6. Right to Receive an Accounting of Disclosures. You have the right to request a list of certain disclosures of PHI made by us during a specified period of up to six years prior to the request, except disclosures for treatment, payment, or health care operations; made to you; to persons involved in your care, or for the purpose of notifying your family or friends of your whereabouts; for national security or intelligence purposes; made pursuant to your written authorization; incidental to another permissible use or disclosure; for certain notification purposes (including national security, intelligence, correctional, and law enforcement purposes); or made before April 14, 2003. If you wish to make such a request, please contact our Privacy Officer (or designee). The first accounting that you request in a 12-month period will be free, but we may charge you for our reasonable costs of providing additional lists in the same 12-month period. We will tell you about these costs, and you may choose to cancel your request at any time before costs are incurred.
7. Right to Get Notice of a Breach. If there is a breach of any of your unsecured PHI, you have the right to be notified.
8. Right to a Paper Copy of this Notice.

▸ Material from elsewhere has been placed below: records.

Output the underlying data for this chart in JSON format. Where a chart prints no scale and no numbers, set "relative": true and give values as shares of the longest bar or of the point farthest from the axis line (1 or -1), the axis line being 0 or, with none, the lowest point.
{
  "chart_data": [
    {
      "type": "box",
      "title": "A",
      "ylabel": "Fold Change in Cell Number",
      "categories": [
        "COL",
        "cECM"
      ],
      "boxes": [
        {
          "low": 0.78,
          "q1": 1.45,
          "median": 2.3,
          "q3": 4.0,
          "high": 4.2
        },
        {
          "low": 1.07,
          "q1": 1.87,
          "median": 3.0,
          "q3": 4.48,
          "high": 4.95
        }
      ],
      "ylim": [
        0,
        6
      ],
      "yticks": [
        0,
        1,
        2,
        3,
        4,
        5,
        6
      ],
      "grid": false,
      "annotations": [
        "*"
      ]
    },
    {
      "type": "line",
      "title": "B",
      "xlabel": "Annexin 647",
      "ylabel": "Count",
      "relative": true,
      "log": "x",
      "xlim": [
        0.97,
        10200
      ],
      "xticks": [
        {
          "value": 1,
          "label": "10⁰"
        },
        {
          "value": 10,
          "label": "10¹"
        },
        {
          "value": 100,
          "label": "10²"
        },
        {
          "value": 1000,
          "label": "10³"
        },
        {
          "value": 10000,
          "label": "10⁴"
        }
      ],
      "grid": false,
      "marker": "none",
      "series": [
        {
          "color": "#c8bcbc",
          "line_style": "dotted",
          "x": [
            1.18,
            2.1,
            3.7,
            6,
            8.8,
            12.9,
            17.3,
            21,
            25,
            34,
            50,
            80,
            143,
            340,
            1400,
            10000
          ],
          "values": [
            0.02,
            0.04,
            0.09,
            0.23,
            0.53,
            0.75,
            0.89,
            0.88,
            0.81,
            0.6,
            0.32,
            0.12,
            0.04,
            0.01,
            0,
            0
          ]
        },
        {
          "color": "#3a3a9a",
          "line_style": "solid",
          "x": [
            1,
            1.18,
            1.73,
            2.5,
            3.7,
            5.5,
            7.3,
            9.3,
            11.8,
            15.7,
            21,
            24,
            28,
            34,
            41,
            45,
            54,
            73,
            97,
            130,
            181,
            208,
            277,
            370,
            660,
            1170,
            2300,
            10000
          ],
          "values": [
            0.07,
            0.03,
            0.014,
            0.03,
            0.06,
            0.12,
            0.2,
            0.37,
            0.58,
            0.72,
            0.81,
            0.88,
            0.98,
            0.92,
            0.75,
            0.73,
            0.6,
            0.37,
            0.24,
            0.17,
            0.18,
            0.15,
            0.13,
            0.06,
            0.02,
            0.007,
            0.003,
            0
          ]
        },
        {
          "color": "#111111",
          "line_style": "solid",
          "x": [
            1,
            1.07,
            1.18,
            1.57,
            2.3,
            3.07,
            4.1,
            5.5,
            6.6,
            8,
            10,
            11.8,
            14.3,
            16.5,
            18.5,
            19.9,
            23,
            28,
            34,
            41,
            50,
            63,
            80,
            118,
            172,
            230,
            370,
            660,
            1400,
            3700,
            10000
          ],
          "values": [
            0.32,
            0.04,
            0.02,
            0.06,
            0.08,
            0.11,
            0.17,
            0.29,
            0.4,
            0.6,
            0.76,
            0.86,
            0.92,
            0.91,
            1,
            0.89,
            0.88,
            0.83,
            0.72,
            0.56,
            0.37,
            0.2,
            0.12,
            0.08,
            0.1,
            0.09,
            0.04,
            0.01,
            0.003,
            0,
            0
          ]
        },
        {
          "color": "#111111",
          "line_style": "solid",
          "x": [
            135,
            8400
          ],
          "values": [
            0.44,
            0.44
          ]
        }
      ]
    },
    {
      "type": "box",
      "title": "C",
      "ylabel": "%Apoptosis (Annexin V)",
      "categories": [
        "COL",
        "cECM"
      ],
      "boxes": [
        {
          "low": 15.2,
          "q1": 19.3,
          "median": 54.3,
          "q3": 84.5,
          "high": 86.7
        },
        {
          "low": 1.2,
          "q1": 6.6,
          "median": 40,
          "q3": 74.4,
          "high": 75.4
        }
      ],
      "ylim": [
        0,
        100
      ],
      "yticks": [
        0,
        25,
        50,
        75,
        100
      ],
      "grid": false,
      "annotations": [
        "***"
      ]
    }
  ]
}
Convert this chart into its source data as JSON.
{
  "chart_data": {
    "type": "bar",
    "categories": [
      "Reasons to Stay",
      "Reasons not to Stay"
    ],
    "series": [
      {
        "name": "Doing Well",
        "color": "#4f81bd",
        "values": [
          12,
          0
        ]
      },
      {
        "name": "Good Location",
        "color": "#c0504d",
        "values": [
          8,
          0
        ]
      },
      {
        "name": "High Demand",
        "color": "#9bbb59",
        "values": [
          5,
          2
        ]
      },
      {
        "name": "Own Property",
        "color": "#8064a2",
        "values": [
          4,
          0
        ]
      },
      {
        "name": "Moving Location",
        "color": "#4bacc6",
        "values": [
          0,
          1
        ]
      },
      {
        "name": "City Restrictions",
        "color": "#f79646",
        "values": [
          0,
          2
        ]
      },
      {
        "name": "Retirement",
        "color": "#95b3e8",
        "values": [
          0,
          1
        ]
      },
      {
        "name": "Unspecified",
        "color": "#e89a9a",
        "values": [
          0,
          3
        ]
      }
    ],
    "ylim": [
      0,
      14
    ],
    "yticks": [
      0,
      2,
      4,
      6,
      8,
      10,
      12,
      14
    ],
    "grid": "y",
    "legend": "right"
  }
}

You have a right to receive a paper copy of this Notice at any time. You are entitled to a paper copy of this Notice even if you have previously agreed to receive this Notice electronically. To obtain a paper copy of this Notice, please contact our Privacy Officer.
9. Right to Choose Someone to Act for You. If you have given someone medical power of attorney or if someone is your legal guardian, that person can exercise your rights and make choices about your PHI. We will make sure that the person has this authority and can legally act for you before we take any action. Then you may complete a Healthcare Proxy Attestation to authorize this person to act for you.
If you believe your privacy rights have been violated, you may file a complaint with us, or the Secretary of the United States, Department of Health and Human Services. To file a complaint with our office, please contact our Privacy Officer.
To file a complaint with the U.S. Department of Health and Human Services Office for Civil Rights, send a letter to 200 Independence Avenue, S.W., Washington, D.C. 20201 or call 1-877-696-6775 or visit www.hhs.gov/ocr/privacy/hipaa/complaints/.
We will not take action against you or retaliate against you in any way for filing a complaint.
If you have any questions or need additional information about this Notice, please contact our Privacy Officer.
You may contact our Privacy Officer at the following address and phone number:
Krystle Cable
10025 West Markham, Suite 150
501-663-5473
krystlec@lhsoutheast.com
EFFECTIVE DATE: This notice was published and first became effective on 10/01/13.